I think I was 19 or 20, living at home. My mom had won four tickets to a comedy club through a radio contest and gave them to me. I called around but only one of my friends (henceforth Friend) could go. He got another dude (henceforth Dude) I had never met, but that’s all we could manage. So we get to the club, Friend introduces me to Dude. Friend also supplies me with a fake ID. Score! We have a couple pitchers while watching the show. Afterward, Friend suggests we go to Lame Bar. Dude says “Great idea! I’ll ride with Lowdown and show him the way. We’ll meet you there.” We get in the car and Dude says, “We’re not going to any place called Lame Bar. Come with me.” Dude then takes me on a whirlwind tour of half a dozen bars in downtown City. I have never been out so late in my life. We close the last bar down. I drive him mostly home, and then he realizes he’s misplaced his coat with his phone, and has me drive him back to all the various bars until we find it. I get him home. I get home at probably five or six in the morning. Both of my parents are RIGHT THERE when I walk in the door. I mumble something and stumble up to bed. At seven in the morning, my mom wakes me up and reads me the riot act. She goes on and on about how my father is pissed and how he’s got all this work for me to do today. Tells me he is furious. She sends me out to do some work in the front yard to get started. So I’m doing that, tired and horribly hung over, when I see my dad coming up from behind the house. Great, here it comes. I watch with increasing dread as my reckoning approaches. What am I going to say? What is he going to say? This is going to be terrible. He rounds the corner of the garage and stops to look at me, giggles and says “Your mom is so mad at yoooouuuuu.” smiles, and walks into the house.

I’m dating this girl. We’re in high school. We’ve been dating for a long time, and I spend a lot of time over at her house. In all that time, I have only been allowed upstairs once. Presumably this is because the bedrooms are upstairs and bedrooms are where the sex happens. Please understand that we are screwing like rabbits regardless of location.

One day in the summer she calls me up and says she’s home alone. A booty call, if you will. I drive over and we head upstairs to her room. This is where the sex happened.

Shortly afterward, we’re laying there, and hear the front door open and high heels walk across the tile in the foyer. Then we hear the mom ask, “Giiiirl?” My fight or flight brilliance takes over, and I bolt down the hallway into the bathroom. Brilliant! I have escaped and outwitted you, Girl Mom! “Girl! I know he’s up there! You send him down here right now!” I contemplate going out the window, over the roof, and getting to my car for a speedy getaway.
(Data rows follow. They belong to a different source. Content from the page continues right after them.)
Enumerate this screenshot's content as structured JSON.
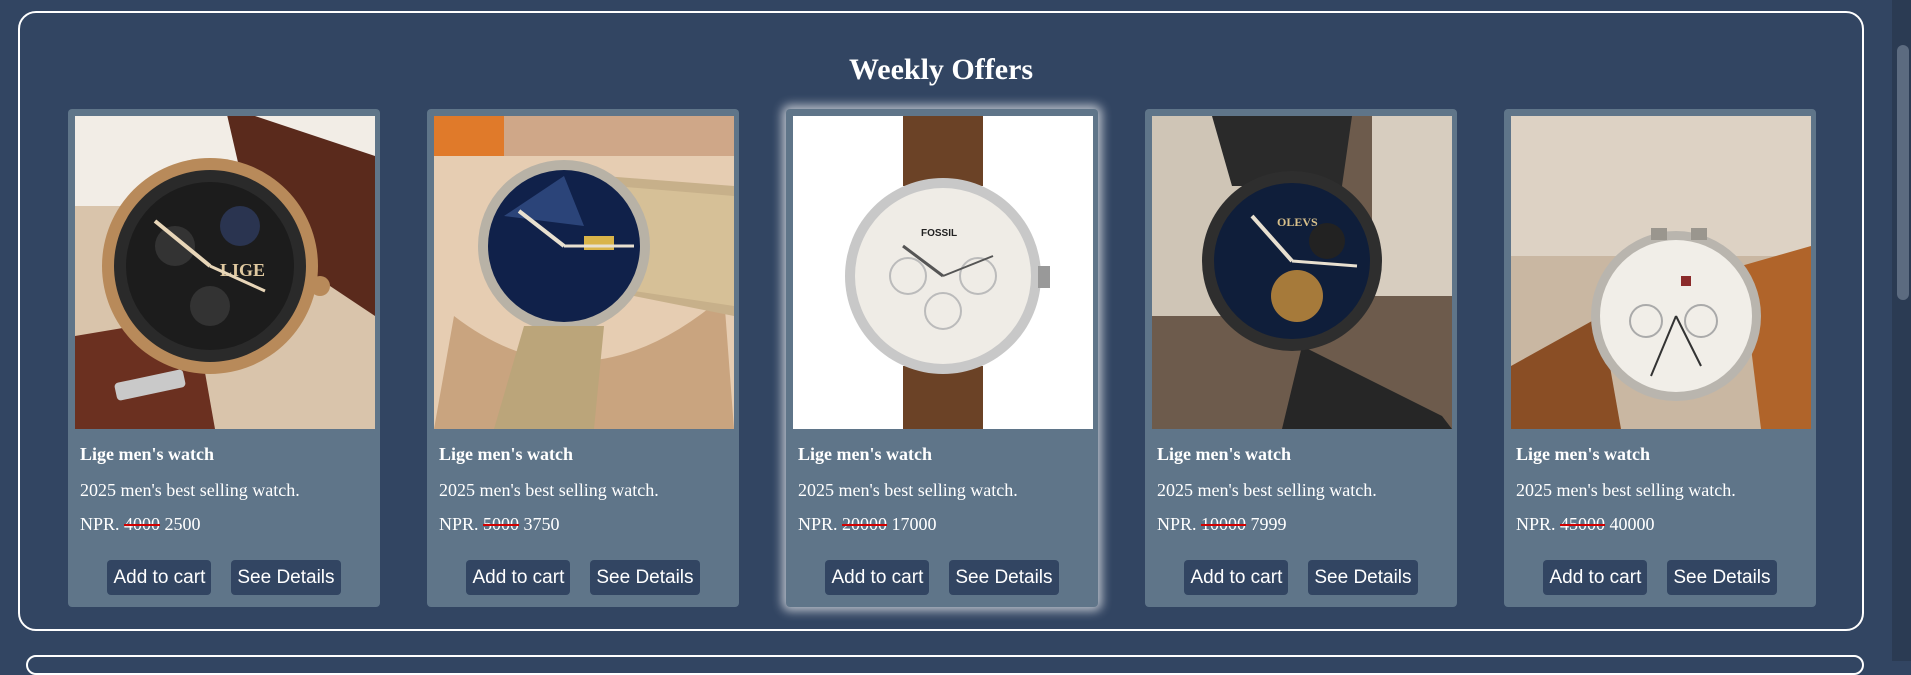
{
  "section": {
    "title": "Weekly Offers"
  },
  "products": [
    {
      "name": "Lige men's watch",
      "description": "2025 men's best selling watch.",
      "currency": "NPR.",
      "old_price": "4000",
      "new_price": "2500",
      "add_label": "Add to cart",
      "details_label": "See Details"
    },
    {
      "name": "Lige men's watch",
      "description": "2025 men's best selling watch.",
      "currency": "NPR.",
      "old_price": "5000",
      "new_price": "3750",
      "add_label": "Add to cart",
      "details_label": "See Details"
    },
    {
      "name": "Lige men's watch",
      "description": "2025 men's best selling watch.",
      "currency": "NPR.",
      "old_price": "20000",
      "new_price": "17000",
      "add_label": "Add to cart",
      "details_label": "See Details"
    },
    {
      "name": "Lige men's watch",
      "description": "2025 men's best selling watch.",
      "currency": "NPR.",
      "old_price": "10000",
      "new_price": "7999",
      "add_label": "Add to cart",
      "details_label": "See Details"
    },
    {
      "name": "Lige men's watch",
      "description": "2025 men's best selling watch.",
      "currency": "NPR.",
      "old_price": "45000",
      "new_price": "40000",
      "add_label": "Add to cart",
      "details_label": "See Details"
    }
  ],
  "colors": {
    "page_bg": "#324562",
    "card_bg": "#5f7589",
    "button_bg": "#324562",
    "strike": "#d00000"
  }
}
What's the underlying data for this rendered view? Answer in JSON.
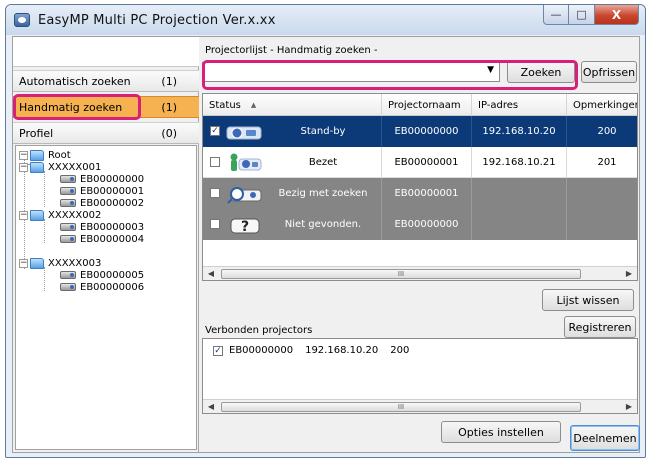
{
  "window": {
    "title": "EasyMP Multi PC Projection Ver.x.xx",
    "min_glyph": "—",
    "max_glyph": "□",
    "close_glyph": "X"
  },
  "nav": {
    "items": [
      {
        "label": "Automatisch zoeken",
        "count": "(1)",
        "selected": false
      },
      {
        "label": "Handmatig zoeken",
        "count": "(1)",
        "selected": true
      },
      {
        "label": "Profiel",
        "count": "(0)",
        "selected": false
      }
    ]
  },
  "tree": {
    "root": "Root",
    "groups": [
      {
        "name": "XXXXX001",
        "items": [
          "EB00000000",
          "EB00000001",
          "EB00000002"
        ]
      },
      {
        "name": "XXXXX002",
        "items": [
          "EB00000003",
          "EB00000004"
        ]
      },
      {
        "name": "XXXXX003",
        "items": [
          "EB00000005",
          "EB00000006"
        ]
      }
    ]
  },
  "search": {
    "section_label": "Projectorlijst - Handmatig zoeken -",
    "combo_value": "",
    "search_button": "Zoeken",
    "clear_button": "Opfrissen"
  },
  "grid": {
    "columns": [
      "Status",
      "Projectornaam",
      "IP-adres",
      "Opmerkingen"
    ],
    "sort_glyph": "▲",
    "rows": [
      {
        "checked": true,
        "status": "Stand-by",
        "name": "EB00000000",
        "ip": "192.168.10.20",
        "notes": "200",
        "style": "selected"
      },
      {
        "checked": false,
        "status": "Bezet",
        "name": "EB00000001",
        "ip": "192.168.10.21",
        "notes": "201",
        "style": "white"
      },
      {
        "checked": false,
        "status": "Bezig met zoeken",
        "name": "EB00000001",
        "ip": "",
        "notes": "",
        "style": "gray"
      },
      {
        "checked": false,
        "status": "Niet gevonden.",
        "name": "EB00000000",
        "ip": "",
        "notes": "",
        "style": "gray"
      }
    ],
    "scroll_grip": "III",
    "clear_list_button": "Lijst wissen"
  },
  "connected": {
    "label": "Verbonden projectors",
    "register_button": "Registreren",
    "rows": [
      {
        "checked": true,
        "name": "EB00000000",
        "ip": "192.168.10.20",
        "notes": "200"
      }
    ],
    "scroll_grip": "III"
  },
  "footer": {
    "options_button": "Opties instellen",
    "join_button": "Deelnemen"
  },
  "colors": {
    "highlight": "#d8207a",
    "selected_nav": "#f6b150",
    "selected_row": "#0c3a78",
    "gray_row": "#858585"
  },
  "check_glyph": "✓",
  "scroll_left_glyph": "◀",
  "scroll_right_glyph": "▶"
}
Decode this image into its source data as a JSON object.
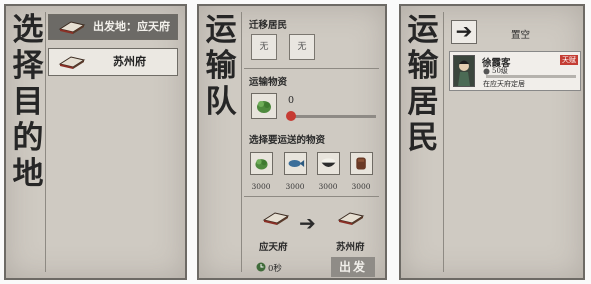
{
  "panel1": {
    "title": [
      "选",
      "择",
      "目",
      "的",
      "地"
    ],
    "origin_label": "出发地：应天府",
    "target_label": "苏州府"
  },
  "panel2": {
    "title": [
      "运",
      "输",
      "队"
    ],
    "migrate_label": "迁移居民",
    "slot_glyph": "无",
    "goods_label": "运输物资",
    "slider_value": "0",
    "choose_label": "选择要运送的物资",
    "goods": [
      {
        "icon": "vegetable-icon",
        "amount": "3000"
      },
      {
        "icon": "fish-icon",
        "amount": "3000"
      },
      {
        "icon": "rice-bowl-icon",
        "amount": "3000"
      },
      {
        "icon": "cloth-bolt-icon",
        "amount": "3000"
      }
    ],
    "from_city": "应天府",
    "to_city": "苏州府",
    "time_label": "0秒",
    "depart_label": "出发"
  },
  "panel3": {
    "title": [
      "运",
      "输",
      "居",
      "民"
    ],
    "empty_label": "置空",
    "resident": {
      "name": "徐霞客",
      "badge": "天赋",
      "count": "50级",
      "status": "在应天府定居"
    }
  },
  "colors": {
    "accent_red": "#c63b33",
    "panel_bg": "#cfcac2",
    "origin_bg": "#6c6a66"
  }
}
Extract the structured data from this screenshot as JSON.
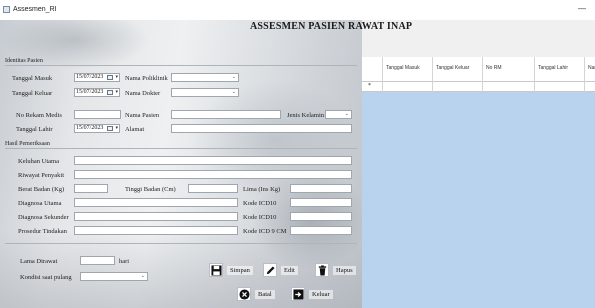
{
  "window": {
    "title": "Assesmen_RI",
    "minimize_glyph": "—"
  },
  "form": {
    "heading": "ASSESMEN PASIEN RAWAT INAP",
    "section_identitas": "Identitas Pasien",
    "tanggal_masuk": {
      "label": "Tanggal Masuk",
      "value": "15/07/2023"
    },
    "tanggal_keluar": {
      "label": "Tanggal Keluar",
      "value": "15/07/2023"
    },
    "nama_poliklinik": {
      "label": "Nama Poliklinik",
      "value": ""
    },
    "nama_dokter": {
      "label": "Nama Dokter",
      "value": ""
    },
    "no_rekam_medis": {
      "label": "No Rekam Medis",
      "value": ""
    },
    "nama_pasien": {
      "label": "Nama Pasien",
      "value": ""
    },
    "jenis_kelamin": {
      "label": "Jenis Kelamin",
      "value": ""
    },
    "tanggal_lahir": {
      "label": "Tanggal Lahir",
      "value": "15/07/2023"
    },
    "alamat": {
      "label": "Alamat",
      "value": ""
    },
    "section_hasil": "Hasil Pemeriksaan",
    "keluhan_utama": {
      "label": "Keluhan Utama",
      "value": ""
    },
    "riwayat_penyakit": {
      "label": "Riwayat Penyakit",
      "value": ""
    },
    "berat_badan": {
      "label": "Berat Badan (Kg)",
      "value": ""
    },
    "tinggi_badan": {
      "label": "Tinggi Badan (Cm)",
      "value": ""
    },
    "lima": {
      "label": "Lima (Ins Kg)",
      "value": ""
    },
    "diagnosa_utama": {
      "label": "Diagnosa Utama",
      "value": ""
    },
    "kode_icd10_a": {
      "label": "Kode ICD10",
      "value": ""
    },
    "diagnosa_sekunder": {
      "label": "Diagnosa Sekunder",
      "value": ""
    },
    "kode_icd10_b": {
      "label": "Kode ICD10",
      "value": ""
    },
    "prosedur_tindakan": {
      "label": "Prosedur Tindakan",
      "value": ""
    },
    "kode_icd9": {
      "label": "Kode ICD 9 CM",
      "value": ""
    },
    "lama_dirawat": {
      "label": "Lama Dirawat",
      "value": "",
      "unit": "hari"
    },
    "kondisi_pulang": {
      "label": "Kondisi saat pulang",
      "value": ""
    }
  },
  "buttons": {
    "simpan": "Simpan",
    "edit": "Edit",
    "hapus": "Hapus",
    "batal": "Batal",
    "keluar": "Keluar"
  },
  "grid": {
    "columns": [
      "Tanggal Masuk",
      "Tanggal Keluar",
      "No RM",
      "Tanggal Lahir",
      "Nam"
    ],
    "new_row_marker": "*"
  },
  "colors": {
    "grid_background": "#b9d3ee",
    "window_background": "#f0f0f0"
  }
}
Flaws in this plan quickly become apparent as I stand in the bathroom, completely naked, with my clothes and car keys in a pile on the floor in the bedroom I’ve just fled. Shit. “GIRL! SEND HIM DOWN HERE RIGHT NOW!” Double shit. Hey, there’s a urinal in this bathroom. Who has a urinal in their house? That’s odd. Okay, that’s not important right now. Focus.

I peek out the door. Girl is standing at the top of the stairs, fully dressed. She did that so fast! “But mom. Mom.” she says. “He’s hiding in the bathroom. We were kissing and he doesn’t have his shirt on. He’s emarrassed to come out.” “WELL YOU GIVE HIM HIS SHIRT AND SEND HIM DOWN HERE RIGHT NOW!” Amazingly, Girl Mom has still not left the foyer. Girl bundles up all my stuff in my shirt and brings it down the hall. To save time, I forego underpants and socks, stuffing them into pockets. Pants, shoes, shirt. I come out. I go downstairs. Girl Mom looks at me disapproving, and says get out.
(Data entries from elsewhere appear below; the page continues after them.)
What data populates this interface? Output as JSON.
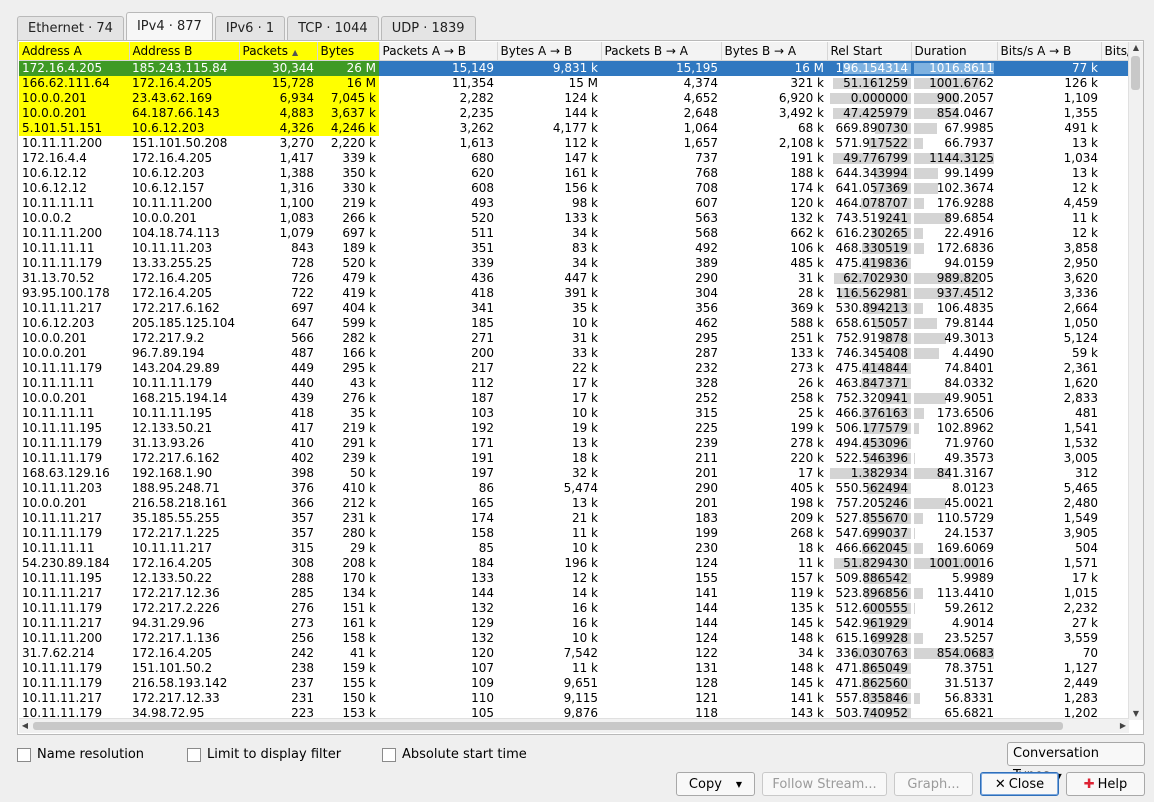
{
  "tabs": [
    {
      "label": "Ethernet · 74",
      "active": false
    },
    {
      "label": "IPv4 · 877",
      "active": true
    },
    {
      "label": "IPv6 · 1",
      "active": false
    },
    {
      "label": "TCP · 1044",
      "active": false
    },
    {
      "label": "UDP · 1839",
      "active": false
    }
  ],
  "columns": [
    "Address A",
    "Address B",
    "Packets",
    "Bytes",
    "Packets A → B",
    "Bytes A → B",
    "Packets B → A",
    "Bytes B → A",
    "Rel Start",
    "Duration",
    "Bits/s A → B",
    "Bits/"
  ],
  "sort_indicator": "▲",
  "rows": [
    [
      "172.16.4.205",
      "185.243.115.84",
      "30,344",
      "26 M",
      "15,149",
      "9,831 k",
      "15,195",
      "16 M",
      "196.154314",
      "1016.8611",
      "77 k"
    ],
    [
      "166.62.111.64",
      "172.16.4.205",
      "15,728",
      "16 M",
      "11,354",
      "15 M",
      "4,374",
      "321 k",
      "51.161259",
      "1001.6762",
      "126 k"
    ],
    [
      "10.0.0.201",
      "23.43.62.169",
      "6,934",
      "7,045 k",
      "2,282",
      "124 k",
      "4,652",
      "6,920 k",
      "0.000000",
      "900.2057",
      "1,109"
    ],
    [
      "10.0.0.201",
      "64.187.66.143",
      "4,883",
      "3,637 k",
      "2,235",
      "144 k",
      "2,648",
      "3,492 k",
      "47.425979",
      "854.0467",
      "1,355"
    ],
    [
      "5.101.51.151",
      "10.6.12.203",
      "4,326",
      "4,246 k",
      "3,262",
      "4,177 k",
      "1,064",
      "68 k",
      "669.890730",
      "67.9985",
      "491 k"
    ],
    [
      "10.11.11.200",
      "151.101.50.208",
      "3,270",
      "2,220 k",
      "1,613",
      "112 k",
      "1,657",
      "2,108 k",
      "571.917522",
      "66.7937",
      "13 k"
    ],
    [
      "172.16.4.4",
      "172.16.4.205",
      "1,417",
      "339 k",
      "680",
      "147 k",
      "737",
      "191 k",
      "49.776799",
      "1144.3125",
      "1,034"
    ],
    [
      "10.6.12.12",
      "10.6.12.203",
      "1,388",
      "350 k",
      "620",
      "161 k",
      "768",
      "188 k",
      "644.343994",
      "99.1499",
      "13 k"
    ],
    [
      "10.6.12.12",
      "10.6.12.157",
      "1,316",
      "330 k",
      "608",
      "156 k",
      "708",
      "174 k",
      "641.057369",
      "102.3674",
      "12 k"
    ],
    [
      "10.11.11.11",
      "10.11.11.200",
      "1,100",
      "219 k",
      "493",
      "98 k",
      "607",
      "120 k",
      "464.078707",
      "176.9288",
      "4,459"
    ],
    [
      "10.0.0.2",
      "10.0.0.201",
      "1,083",
      "266 k",
      "520",
      "133 k",
      "563",
      "132 k",
      "743.519241",
      "89.6854",
      "11 k"
    ],
    [
      "10.11.11.200",
      "104.18.74.113",
      "1,079",
      "697 k",
      "511",
      "34 k",
      "568",
      "662 k",
      "616.230265",
      "22.4916",
      "12 k"
    ],
    [
      "10.11.11.11",
      "10.11.11.203",
      "843",
      "189 k",
      "351",
      "83 k",
      "492",
      "106 k",
      "468.330519",
      "172.6836",
      "3,858"
    ],
    [
      "10.11.11.179",
      "13.33.255.25",
      "728",
      "520 k",
      "339",
      "34 k",
      "389",
      "485 k",
      "475.419836",
      "94.0159",
      "2,950"
    ],
    [
      "31.13.70.52",
      "172.16.4.205",
      "726",
      "479 k",
      "436",
      "447 k",
      "290",
      "31 k",
      "62.702930",
      "989.8205",
      "3,620"
    ],
    [
      "93.95.100.178",
      "172.16.4.205",
      "722",
      "419 k",
      "418",
      "391 k",
      "304",
      "28 k",
      "116.562981",
      "937.4512",
      "3,336"
    ],
    [
      "10.11.11.217",
      "172.217.6.162",
      "697",
      "404 k",
      "341",
      "35 k",
      "356",
      "369 k",
      "530.894213",
      "106.4835",
      "2,664"
    ],
    [
      "10.6.12.203",
      "205.185.125.104",
      "647",
      "599 k",
      "185",
      "10 k",
      "462",
      "588 k",
      "658.615057",
      "79.8144",
      "1,050"
    ],
    [
      "10.0.0.201",
      "172.217.9.2",
      "566",
      "282 k",
      "271",
      "31 k",
      "295",
      "251 k",
      "752.919878",
      "49.3013",
      "5,124"
    ],
    [
      "10.0.0.201",
      "96.7.89.194",
      "487",
      "166 k",
      "200",
      "33 k",
      "287",
      "133 k",
      "746.345408",
      "4.4490",
      "59 k"
    ],
    [
      "10.11.11.179",
      "143.204.29.89",
      "449",
      "295 k",
      "217",
      "22 k",
      "232",
      "273 k",
      "475.414844",
      "74.8401",
      "2,361"
    ],
    [
      "10.11.11.11",
      "10.11.11.179",
      "440",
      "43 k",
      "112",
      "17 k",
      "328",
      "26 k",
      "463.847371",
      "84.0332",
      "1,620"
    ],
    [
      "10.0.0.201",
      "168.215.194.14",
      "439",
      "276 k",
      "187",
      "17 k",
      "252",
      "258 k",
      "752.320941",
      "49.9051",
      "2,833"
    ],
    [
      "10.11.11.11",
      "10.11.11.195",
      "418",
      "35 k",
      "103",
      "10 k",
      "315",
      "25 k",
      "466.376163",
      "173.6506",
      "481"
    ],
    [
      "10.11.11.195",
      "12.133.50.21",
      "417",
      "219 k",
      "192",
      "19 k",
      "225",
      "199 k",
      "506.177579",
      "102.8962",
      "1,541"
    ],
    [
      "10.11.11.179",
      "31.13.93.26",
      "410",
      "291 k",
      "171",
      "13 k",
      "239",
      "278 k",
      "494.453096",
      "71.9760",
      "1,532"
    ],
    [
      "10.11.11.179",
      "172.217.6.162",
      "402",
      "239 k",
      "191",
      "18 k",
      "211",
      "220 k",
      "522.546396",
      "49.3573",
      "3,005"
    ],
    [
      "168.63.129.16",
      "192.168.1.90",
      "398",
      "50 k",
      "197",
      "32 k",
      "201",
      "17 k",
      "1.382934",
      "841.3167",
      "312"
    ],
    [
      "10.11.11.203",
      "188.95.248.71",
      "376",
      "410 k",
      "86",
      "5,474",
      "290",
      "405 k",
      "550.562494",
      "8.0123",
      "5,465"
    ],
    [
      "10.0.0.201",
      "216.58.218.161",
      "366",
      "212 k",
      "165",
      "13 k",
      "201",
      "198 k",
      "757.205246",
      "45.0021",
      "2,480"
    ],
    [
      "10.11.11.217",
      "35.185.55.255",
      "357",
      "231 k",
      "174",
      "21 k",
      "183",
      "209 k",
      "527.855670",
      "110.5729",
      "1,549"
    ],
    [
      "10.11.11.179",
      "172.217.1.225",
      "357",
      "280 k",
      "158",
      "11 k",
      "199",
      "268 k",
      "547.699037",
      "24.1537",
      "3,905"
    ],
    [
      "10.11.11.11",
      "10.11.11.217",
      "315",
      "29 k",
      "85",
      "10 k",
      "230",
      "18 k",
      "466.662045",
      "169.6069",
      "504"
    ],
    [
      "54.230.89.184",
      "172.16.4.205",
      "308",
      "208 k",
      "184",
      "196 k",
      "124",
      "11 k",
      "51.829430",
      "1001.0016",
      "1,571"
    ],
    [
      "10.11.11.195",
      "12.133.50.22",
      "288",
      "170 k",
      "133",
      "12 k",
      "155",
      "157 k",
      "509.886542",
      "5.9989",
      "17 k"
    ],
    [
      "10.11.11.217",
      "172.217.12.36",
      "285",
      "134 k",
      "144",
      "14 k",
      "141",
      "119 k",
      "523.896856",
      "113.4410",
      "1,015"
    ],
    [
      "10.11.11.179",
      "172.217.2.226",
      "276",
      "151 k",
      "132",
      "16 k",
      "144",
      "135 k",
      "512.600555",
      "59.2612",
      "2,232"
    ],
    [
      "10.11.11.217",
      "94.31.29.96",
      "273",
      "161 k",
      "129",
      "16 k",
      "144",
      "145 k",
      "542.961929",
      "4.9014",
      "27 k"
    ],
    [
      "10.11.11.200",
      "172.217.1.136",
      "256",
      "158 k",
      "132",
      "10 k",
      "124",
      "148 k",
      "615.169928",
      "23.5257",
      "3,559"
    ],
    [
      "31.7.62.214",
      "172.16.4.205",
      "242",
      "41 k",
      "120",
      "7,542",
      "122",
      "34 k",
      "336.030763",
      "854.0683",
      "70"
    ],
    [
      "10.11.11.179",
      "151.101.50.2",
      "238",
      "159 k",
      "107",
      "11 k",
      "131",
      "148 k",
      "471.865049",
      "78.3751",
      "1,127"
    ],
    [
      "10.11.11.179",
      "216.58.193.142",
      "237",
      "155 k",
      "109",
      "9,651",
      "128",
      "145 k",
      "471.862560",
      "31.5137",
      "2,449"
    ],
    [
      "10.11.11.217",
      "172.217.12.33",
      "231",
      "150 k",
      "110",
      "9,115",
      "121",
      "141 k",
      "557.835846",
      "56.8331",
      "1,283"
    ],
    [
      "10.11.11.179",
      "34.98.72.95",
      "223",
      "153 k",
      "105",
      "9,876",
      "118",
      "143 k",
      "503.740952",
      "65.6821",
      "1,202"
    ]
  ],
  "options": {
    "name_resolution": "Name resolution",
    "limit_filter": "Limit to display filter",
    "absolute_time": "Absolute start time",
    "conv_types": "Conversation Types"
  },
  "buttons": {
    "copy": "Copy",
    "follow": "Follow Stream...",
    "graph": "Graph...",
    "close": "Close",
    "help": "Help"
  },
  "colors": {
    "selection": "#3078c0",
    "highlight": "#ffff00",
    "highlight_selected": "#3f9a25"
  }
}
I go home. Girl spins it like we were just kissing, and it was the first time we’ve ever done anything like that. They have me come over later that day and we’re both terrified. Girl Dad sits us down and gives us the sex is bad talk. (The whole time I’m thinking about how many times we’d had sex in the house while they were home.) They make her carry a stuffed animal around (to simulate having a child) for a week or two. That’s it.

To this day, Girl is one of my life’s greatest heroes.